Facebook out as Luminati seeks new investors, supervisor says
Luminati Aerospace LLC, a Calverton startup seeking to nail down a $40 million property deal with the Town of Riverhead, is lining up new financing sources after ties with its earlier backer, Facebook Inc., were severed, the town supervisor said.
The company, which plans to develop solar-powered aircraft, will host an open house Friday to show off its composites manufacturing equipment.
Riverhead Town Supervisor Sean Walter, in a telephone interview last week, identified the social media giant as Luminati’s previously undisclosed financial backer. In fact, Walter said, Facebook representatives opened contact with him via email before he met Daniel Preston, the founder and chief executive of Luminati.
A Luminati spokesman, citing a nondisclosure agreement, said it could not identify its “previous investor,” but said it is “exploring a number of funding sources and a number of investors for the land deal.” Facebook, based in Menlo Park, California, did not respond to an email seeking comment.
In October 2015, Luminati paid $3.4 million to acquire the 16.3 acre property of Skydive Long Island at the Enterprise Park at Calverton (EPCAL). The company is now seeking to purchase almost 1,600 acres at EPCAL from the town for $40 million.
In 2015, Preston introduced a “dream team” of engineers and researchers to town officials at a public hearing and announced plans to develop solar-powered aircraft that could stay aloft indefinitely and beam internet service to unwired regions around the globe.
Luminati staged a 13-minute public demonstration flight of a solar-powered aircraft in June 2016. The company claimed provenance of the aircraft, but later acknowledged that the fuselage and some other parts were made in Germany.
Walter said Luminati’s business model “is not necessarily to wholesale manufacture a plane start to finish.” Instead, he said, Luminati would build the “major structural components” and seek to have other aerospace manufacturers take space on its property and create a manufacturing ecosystem.
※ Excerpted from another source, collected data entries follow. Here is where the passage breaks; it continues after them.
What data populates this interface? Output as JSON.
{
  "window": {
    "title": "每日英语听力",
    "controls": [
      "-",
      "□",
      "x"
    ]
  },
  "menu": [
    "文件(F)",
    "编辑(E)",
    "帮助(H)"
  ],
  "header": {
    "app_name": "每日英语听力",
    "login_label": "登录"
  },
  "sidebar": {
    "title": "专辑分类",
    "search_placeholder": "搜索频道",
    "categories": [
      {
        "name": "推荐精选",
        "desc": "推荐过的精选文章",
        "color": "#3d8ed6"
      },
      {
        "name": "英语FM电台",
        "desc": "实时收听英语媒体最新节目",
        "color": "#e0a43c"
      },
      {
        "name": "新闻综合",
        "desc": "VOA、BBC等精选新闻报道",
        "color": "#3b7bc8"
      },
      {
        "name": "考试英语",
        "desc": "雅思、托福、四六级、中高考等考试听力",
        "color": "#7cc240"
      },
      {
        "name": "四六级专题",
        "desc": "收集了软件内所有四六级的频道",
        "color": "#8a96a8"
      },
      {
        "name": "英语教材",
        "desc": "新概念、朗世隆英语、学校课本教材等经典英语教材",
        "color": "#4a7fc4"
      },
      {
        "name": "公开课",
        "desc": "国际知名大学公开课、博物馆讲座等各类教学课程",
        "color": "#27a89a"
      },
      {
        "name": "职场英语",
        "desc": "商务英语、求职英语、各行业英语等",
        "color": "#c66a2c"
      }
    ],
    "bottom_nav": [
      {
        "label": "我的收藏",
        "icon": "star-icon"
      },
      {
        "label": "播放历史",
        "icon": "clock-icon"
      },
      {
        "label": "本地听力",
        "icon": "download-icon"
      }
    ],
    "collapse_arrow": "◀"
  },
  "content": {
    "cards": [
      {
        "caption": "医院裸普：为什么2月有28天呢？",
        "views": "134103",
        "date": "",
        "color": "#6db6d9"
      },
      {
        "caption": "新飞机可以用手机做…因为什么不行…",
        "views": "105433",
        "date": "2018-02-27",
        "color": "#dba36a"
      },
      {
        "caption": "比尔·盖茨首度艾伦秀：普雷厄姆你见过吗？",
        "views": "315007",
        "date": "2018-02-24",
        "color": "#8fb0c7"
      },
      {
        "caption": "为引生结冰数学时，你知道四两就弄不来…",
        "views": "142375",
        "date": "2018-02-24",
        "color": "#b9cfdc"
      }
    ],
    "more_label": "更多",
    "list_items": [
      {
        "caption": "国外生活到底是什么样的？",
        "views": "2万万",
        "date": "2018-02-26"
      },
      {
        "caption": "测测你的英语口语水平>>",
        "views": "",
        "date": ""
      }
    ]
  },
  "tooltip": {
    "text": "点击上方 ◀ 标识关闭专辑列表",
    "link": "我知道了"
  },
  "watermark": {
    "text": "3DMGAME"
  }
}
“Their hope is that once they start landing these contracts, other manufacturers will come in,” he said.
Luminati’s Friday open house will include a ribbon cutting at EPCAL’s Plant 6, where Grumman Corp. once manufactured F-14 Tomcats. Walter estimated that Luminati has invested about $20 million in the property over the past 18 months.
He said the town expects to hold a hearing this summer on the 1,600-acre sale at which Luminati would be required to disclose its financial backers. Complicating negotiations is oversight at parts of EPCAL by the state Department of Environmental Conservation, which is seeking to safeguard the habitats of some owls and other endangered species.
It’s unclear how Facebook’s discontinued role would affect Luminati’s business model.
Robert Botticelli, chairman and executive director of ADDAPT, an advocacy group for LI aerospace manufacturers, said Luminati’s aircraft could find demand from the military, a hot market that could help the company secure investors.
“If [Preston] is successful with even 50 percent of what he wants to do, he will have brought aircraft manufacturing back to Long Island,” Walter said.